Y a-t-il des différences entre les psychothérapies, et qu’est-ce qui agit dans chaque thérapie ?
Qu’il y ait des différences entre les différents procédés psychothérapeu-tiques est une chose qui a été établie par De Rubeis et al. (1982) pour l’IPT et la TCD, et par Luborsky et al. (1982) pour le conseil psychologique donné aux toxicomanes, pour la TCD et pour la thérapie expressive de soutien d’orientation psychanalytique. Concernant la différence de ces thérapies au niveau des effets, les données manquent encore d’unité et sont trop peu nombreuses pour pouvoir en tirer des conclusions. Dans le domaine des thérapies comportementales, on n’a cependant pas encore pu établir des différences d’effets.
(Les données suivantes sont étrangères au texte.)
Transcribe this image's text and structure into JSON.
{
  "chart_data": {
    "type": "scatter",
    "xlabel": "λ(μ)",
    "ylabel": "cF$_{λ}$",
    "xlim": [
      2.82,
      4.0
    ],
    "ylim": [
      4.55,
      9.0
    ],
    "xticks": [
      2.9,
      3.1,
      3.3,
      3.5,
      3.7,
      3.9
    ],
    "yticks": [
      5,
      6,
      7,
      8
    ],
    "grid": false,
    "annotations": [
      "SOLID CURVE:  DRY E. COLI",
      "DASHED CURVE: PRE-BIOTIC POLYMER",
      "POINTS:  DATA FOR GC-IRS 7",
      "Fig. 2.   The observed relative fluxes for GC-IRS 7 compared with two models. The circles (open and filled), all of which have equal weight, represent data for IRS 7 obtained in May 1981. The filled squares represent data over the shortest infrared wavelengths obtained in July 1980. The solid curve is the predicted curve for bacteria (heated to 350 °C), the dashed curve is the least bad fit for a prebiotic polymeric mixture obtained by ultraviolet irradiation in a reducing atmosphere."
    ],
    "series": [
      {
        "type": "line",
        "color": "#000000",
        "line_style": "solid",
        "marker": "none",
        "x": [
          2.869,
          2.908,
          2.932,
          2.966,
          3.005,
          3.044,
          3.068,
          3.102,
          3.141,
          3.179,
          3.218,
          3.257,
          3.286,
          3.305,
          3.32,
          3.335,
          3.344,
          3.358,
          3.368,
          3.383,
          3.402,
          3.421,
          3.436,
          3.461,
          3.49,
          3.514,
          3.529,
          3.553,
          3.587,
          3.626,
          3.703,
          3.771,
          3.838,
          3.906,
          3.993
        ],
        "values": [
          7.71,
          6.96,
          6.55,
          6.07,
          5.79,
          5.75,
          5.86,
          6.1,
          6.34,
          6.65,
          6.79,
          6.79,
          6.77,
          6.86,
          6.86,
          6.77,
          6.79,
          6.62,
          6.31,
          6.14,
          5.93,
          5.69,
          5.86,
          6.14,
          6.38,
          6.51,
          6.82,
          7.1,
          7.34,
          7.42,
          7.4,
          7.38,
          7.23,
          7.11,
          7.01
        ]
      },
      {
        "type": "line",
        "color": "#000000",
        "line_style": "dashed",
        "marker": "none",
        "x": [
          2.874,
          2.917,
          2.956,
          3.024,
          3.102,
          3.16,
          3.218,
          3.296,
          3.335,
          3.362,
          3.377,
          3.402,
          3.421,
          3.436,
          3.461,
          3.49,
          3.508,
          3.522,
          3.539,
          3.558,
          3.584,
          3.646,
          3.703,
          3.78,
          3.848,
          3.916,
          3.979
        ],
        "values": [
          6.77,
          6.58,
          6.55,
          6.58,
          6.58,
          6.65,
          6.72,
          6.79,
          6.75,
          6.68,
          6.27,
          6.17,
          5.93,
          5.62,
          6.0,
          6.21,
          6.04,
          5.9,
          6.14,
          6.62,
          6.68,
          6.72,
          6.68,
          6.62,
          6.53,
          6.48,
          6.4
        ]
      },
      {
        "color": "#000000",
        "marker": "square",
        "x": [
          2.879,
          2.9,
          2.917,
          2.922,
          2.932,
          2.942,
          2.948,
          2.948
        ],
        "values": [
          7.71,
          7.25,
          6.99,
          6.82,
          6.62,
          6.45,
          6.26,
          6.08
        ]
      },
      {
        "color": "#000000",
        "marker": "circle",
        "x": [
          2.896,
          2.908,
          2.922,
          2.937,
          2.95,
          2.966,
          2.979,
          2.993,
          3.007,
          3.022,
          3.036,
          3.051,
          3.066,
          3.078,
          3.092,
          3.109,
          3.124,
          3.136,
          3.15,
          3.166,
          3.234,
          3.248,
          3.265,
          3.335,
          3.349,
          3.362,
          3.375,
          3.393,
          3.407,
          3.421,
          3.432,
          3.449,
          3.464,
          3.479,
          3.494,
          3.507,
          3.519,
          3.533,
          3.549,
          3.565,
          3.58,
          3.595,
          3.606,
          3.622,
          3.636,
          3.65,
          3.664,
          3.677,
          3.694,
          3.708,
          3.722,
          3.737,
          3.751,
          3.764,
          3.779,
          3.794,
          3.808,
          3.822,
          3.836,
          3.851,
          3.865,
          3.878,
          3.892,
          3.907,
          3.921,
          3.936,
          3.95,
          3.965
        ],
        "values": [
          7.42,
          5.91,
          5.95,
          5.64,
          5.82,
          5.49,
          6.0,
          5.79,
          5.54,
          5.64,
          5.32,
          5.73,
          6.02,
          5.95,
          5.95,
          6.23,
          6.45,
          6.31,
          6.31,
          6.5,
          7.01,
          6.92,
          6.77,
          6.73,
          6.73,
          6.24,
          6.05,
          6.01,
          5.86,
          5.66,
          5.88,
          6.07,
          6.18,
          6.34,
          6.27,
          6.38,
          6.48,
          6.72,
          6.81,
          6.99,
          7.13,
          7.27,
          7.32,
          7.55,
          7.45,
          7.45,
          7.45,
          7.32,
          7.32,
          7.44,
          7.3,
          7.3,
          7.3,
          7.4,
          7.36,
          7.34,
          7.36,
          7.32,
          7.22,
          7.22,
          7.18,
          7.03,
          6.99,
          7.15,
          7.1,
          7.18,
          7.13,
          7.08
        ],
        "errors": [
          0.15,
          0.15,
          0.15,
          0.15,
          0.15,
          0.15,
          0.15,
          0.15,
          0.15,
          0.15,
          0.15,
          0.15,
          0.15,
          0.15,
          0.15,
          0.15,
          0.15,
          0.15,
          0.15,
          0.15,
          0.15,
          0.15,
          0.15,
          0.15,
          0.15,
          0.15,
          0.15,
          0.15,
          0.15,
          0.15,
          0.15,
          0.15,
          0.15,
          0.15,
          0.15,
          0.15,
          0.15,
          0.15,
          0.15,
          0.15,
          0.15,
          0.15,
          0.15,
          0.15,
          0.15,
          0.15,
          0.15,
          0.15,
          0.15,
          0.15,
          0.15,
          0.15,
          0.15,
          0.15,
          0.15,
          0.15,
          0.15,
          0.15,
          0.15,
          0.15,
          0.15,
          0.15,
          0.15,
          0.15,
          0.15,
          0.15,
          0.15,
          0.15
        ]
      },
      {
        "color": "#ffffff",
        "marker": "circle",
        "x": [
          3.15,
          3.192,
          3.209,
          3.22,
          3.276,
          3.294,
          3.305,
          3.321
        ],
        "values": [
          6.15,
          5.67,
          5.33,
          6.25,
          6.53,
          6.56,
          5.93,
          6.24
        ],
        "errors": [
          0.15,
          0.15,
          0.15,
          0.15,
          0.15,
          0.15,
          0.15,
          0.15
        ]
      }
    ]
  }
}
La question « Qu’est-ce qui agit dans la thérapie comportementale de la dépression ? » reçoit la réponse suivante de la part de Zeiss et al. (1979) qui ont comparé les effets : la thérapie de la dépression est efficace :
— si le patient reçoit une explication bien fondée qui lui montre ses possibilités de contrôle en matière de comportement et de dépression ;
— si l’on exerce des compétences permettant de trouver la solution des problèmes journaliers ;
— si le patient exerce ces compétences aussi en dehors des séances thérapeutiques ;
— si la thérapie conduit le patient à s’attribuer à lui-même l’amélioration.
De façon plus générale, les moments essentiels découlant de la littérature clinique sur les nouveaux traitements psychologiques de la dépression peuvent se résumer ainsi :
— établissement d’une alliance de travail solide, d’une analyse de problème et d’un plan thérapeutique ;
— information et éclaircissement au sujet de la dépression et de son traitement ;
— travail ciblé sur les domaines problématiques principaux selon IPT, TCD ou TC ;
— éventuellement un « rappel » afin de consolider les compétences acquises.